Baca juga: Undip raih Anugerah Karya Riset Pembangunan Jateng
Karena itu, kata dia, dalam kegiatan itu juga bekerja sama dengan Badan Riset Daerah (Brida) melalui "diseminasi policy brief" agar riset tersebut dapat menjadi rekomendasi kebijakan untuk mendorong pembangunan, khususnya di wilayah pesisir di Semarang-Demak.
"Yang penting adalah bagaimana kami mendorong untuk penataan ruang yang lebih terintegrasi antara ruang laut dan ruang darat. Karena ekoton kan transisi ya. Kalau darat punya tata ruang sendiri, laut punya tata ruang sendiri, nanti jalan sendiri-sendiri," katanya.
Sementara itu, Prof. Dr.sc.agr. Iwan Rudiarto sebagai peneliti menjelaskan bahwa penelitian itu menemukan bahwa selama 25 tahun terakhir banyak wilayah daratan di Semarang-Demak mengalami degradasi dan telah bertransformasi menjadi air.

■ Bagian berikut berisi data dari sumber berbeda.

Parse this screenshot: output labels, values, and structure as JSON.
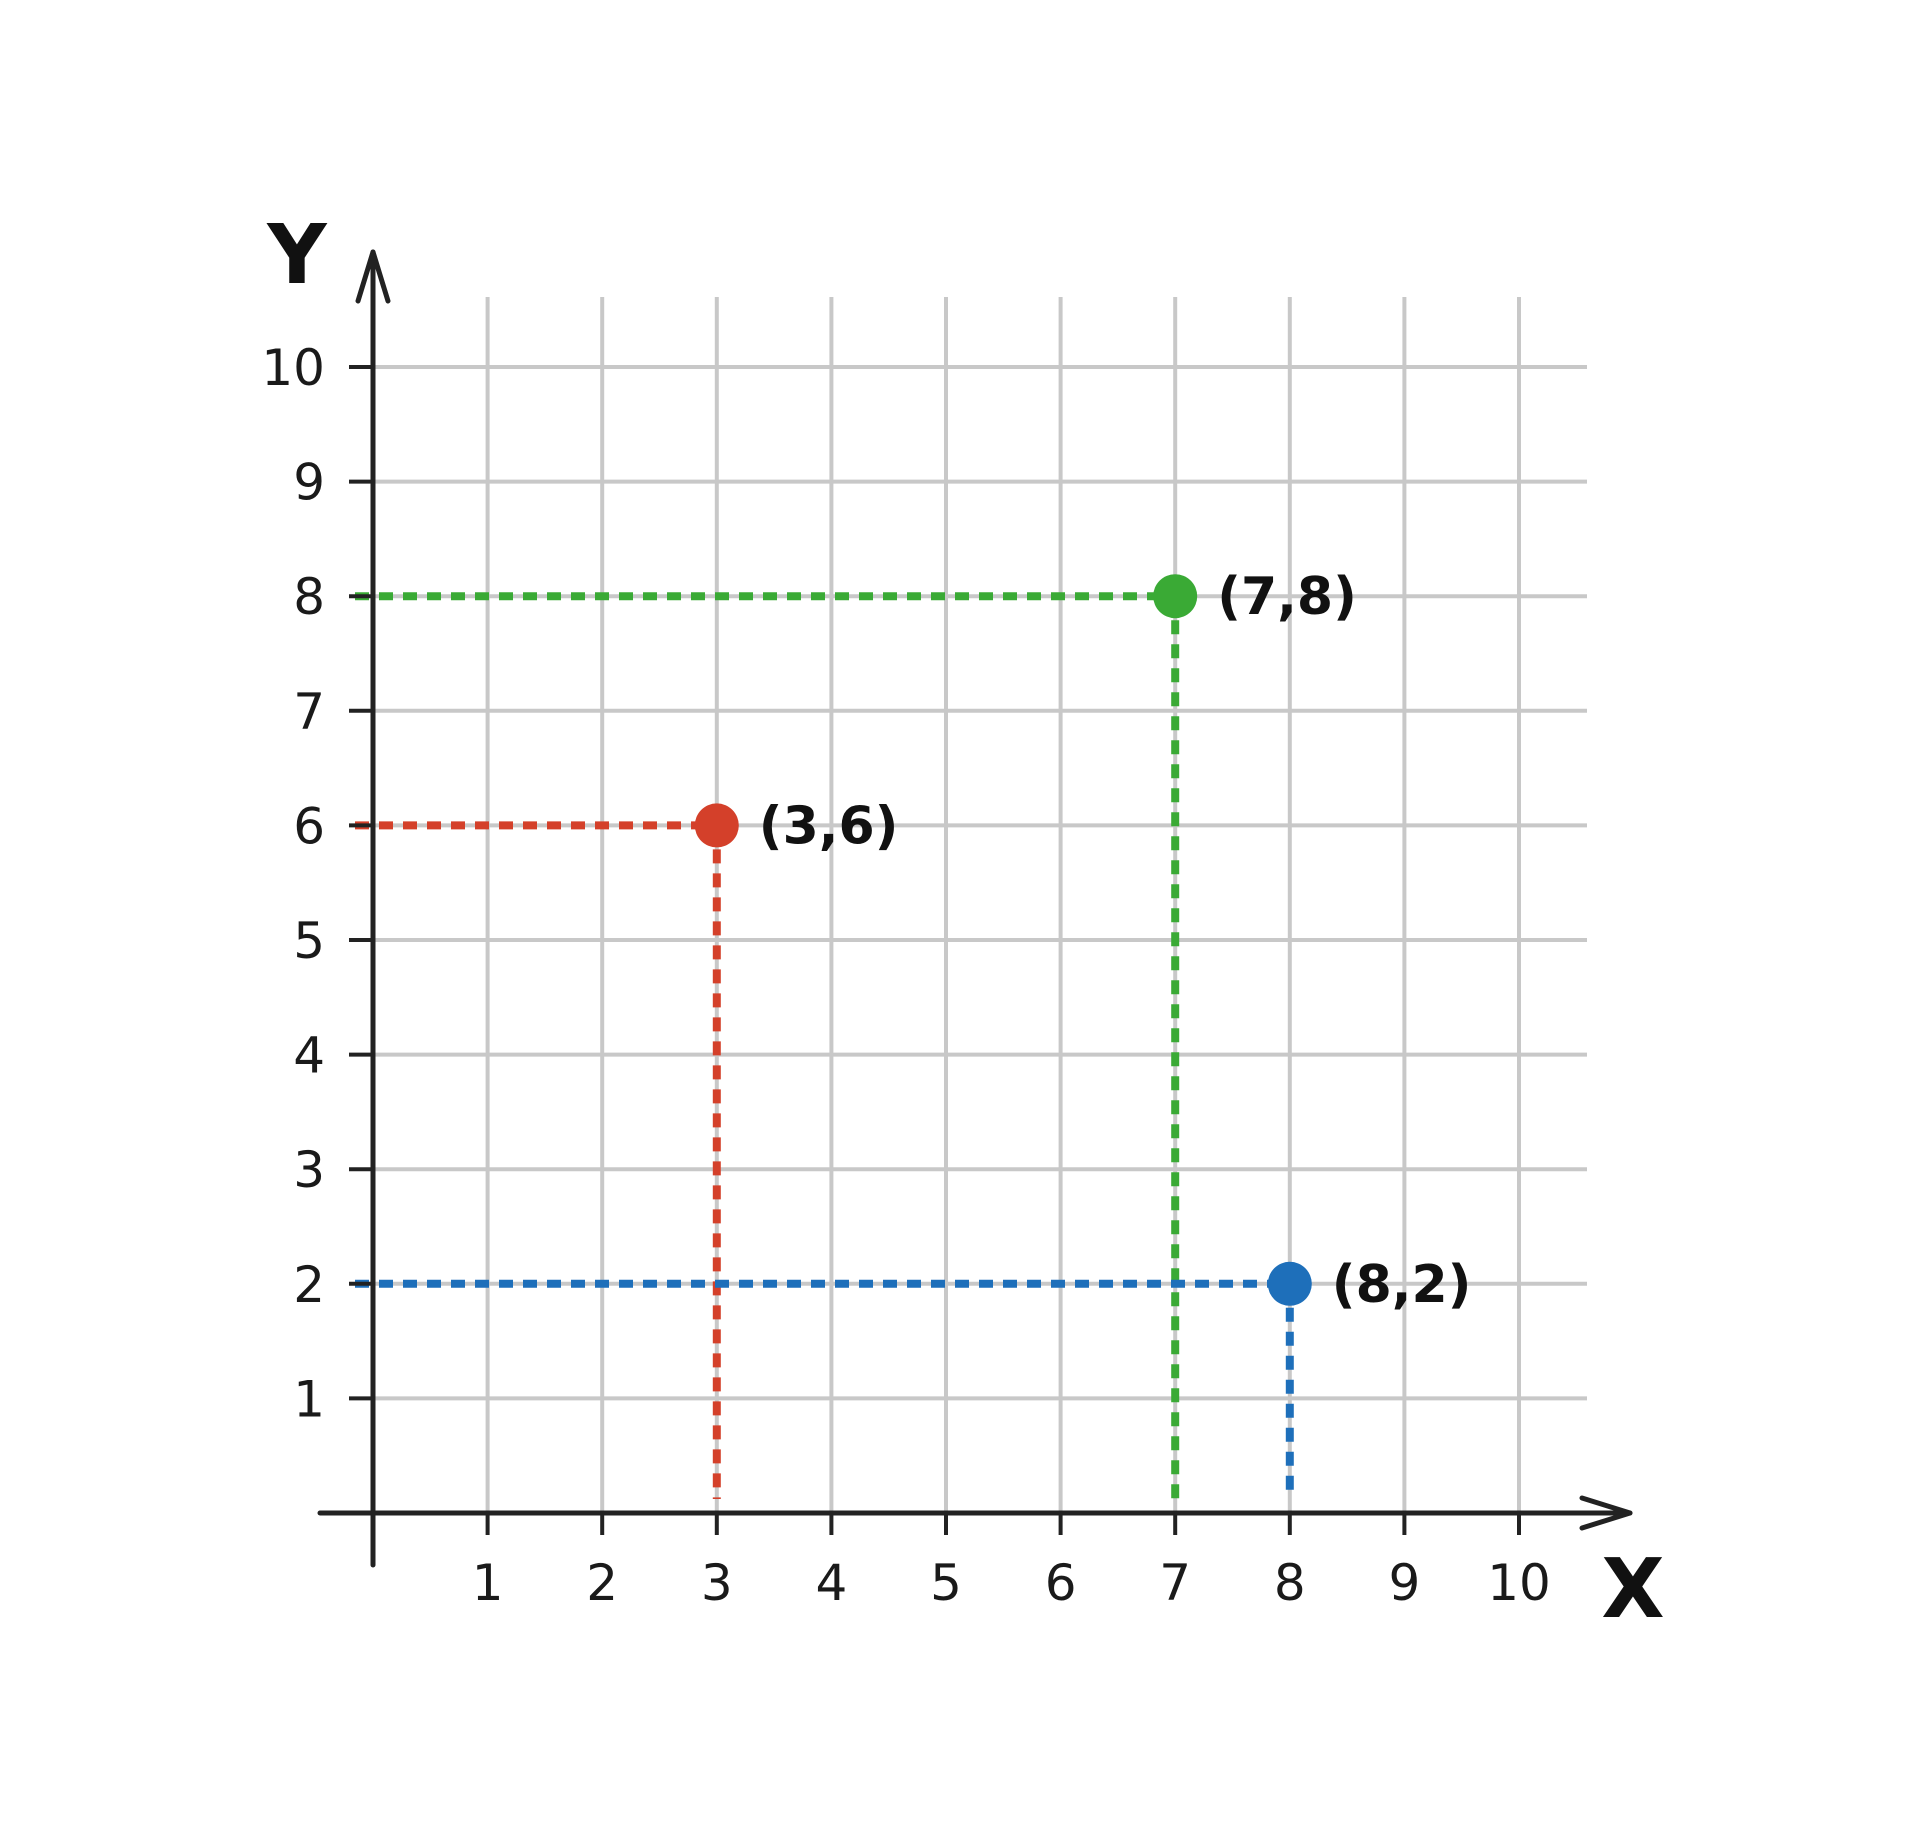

Dari kajian tersebut, kata dia, pihaknya berusaha untuk mengenali tidak hanya dari sisi fisik dan sisi lingkungan, tetapi juga dari sisi "livinghood" atau kehidupan masyarakatnya.
"Jadi, kami lihat dari tiga aspek itu, kemudian identifikasi, kita rumuskan dan berikan arahan. Kira-kira strategi yang bisa dilakukan dalam rangka untuk mengatasi permasalahan itu apa saja," katanya.
Baca juga: Mahasiswa Sekolah Vokasi Undip olah limbah jelantah dengan ekstrak kemangi
Ia mengatakan bahwa salah satu strategi untuk mengatasi persoalan di pesisir adalah menggunakan model Nature-based Solutions (NBS), yakni solusi berbasis alam sehingga tidak melulu bangunan fisik, seperti tanggul.
"Kami 'propose' melalui bentuk penghijauan mangrove, mangrove ekosistem, seperti itu. Nah, yang menarik lagi adalah ke masyarakat sebetulnya. Karena mereka kan sangat terdampak," katanya.
Ternyata, kata dia, selama ini masyarakat di wilayah pesisir ada yang telah mencoba beradaptasi, seperti warga di Desa Timbulsloko, Demak, melalui pembangunan rumah-rumah apung.
"Cuma 'challenge'-nya, tantangannya adalah sampai berapa lama itu akan seperti itu? Jadi, mereka secara umum sudah terbiasa kayaknya dengan lingkungan, tapi tetap ke depan harus ada bentuk-bentuk mitigasi yang lebih terukur," pungkasnya.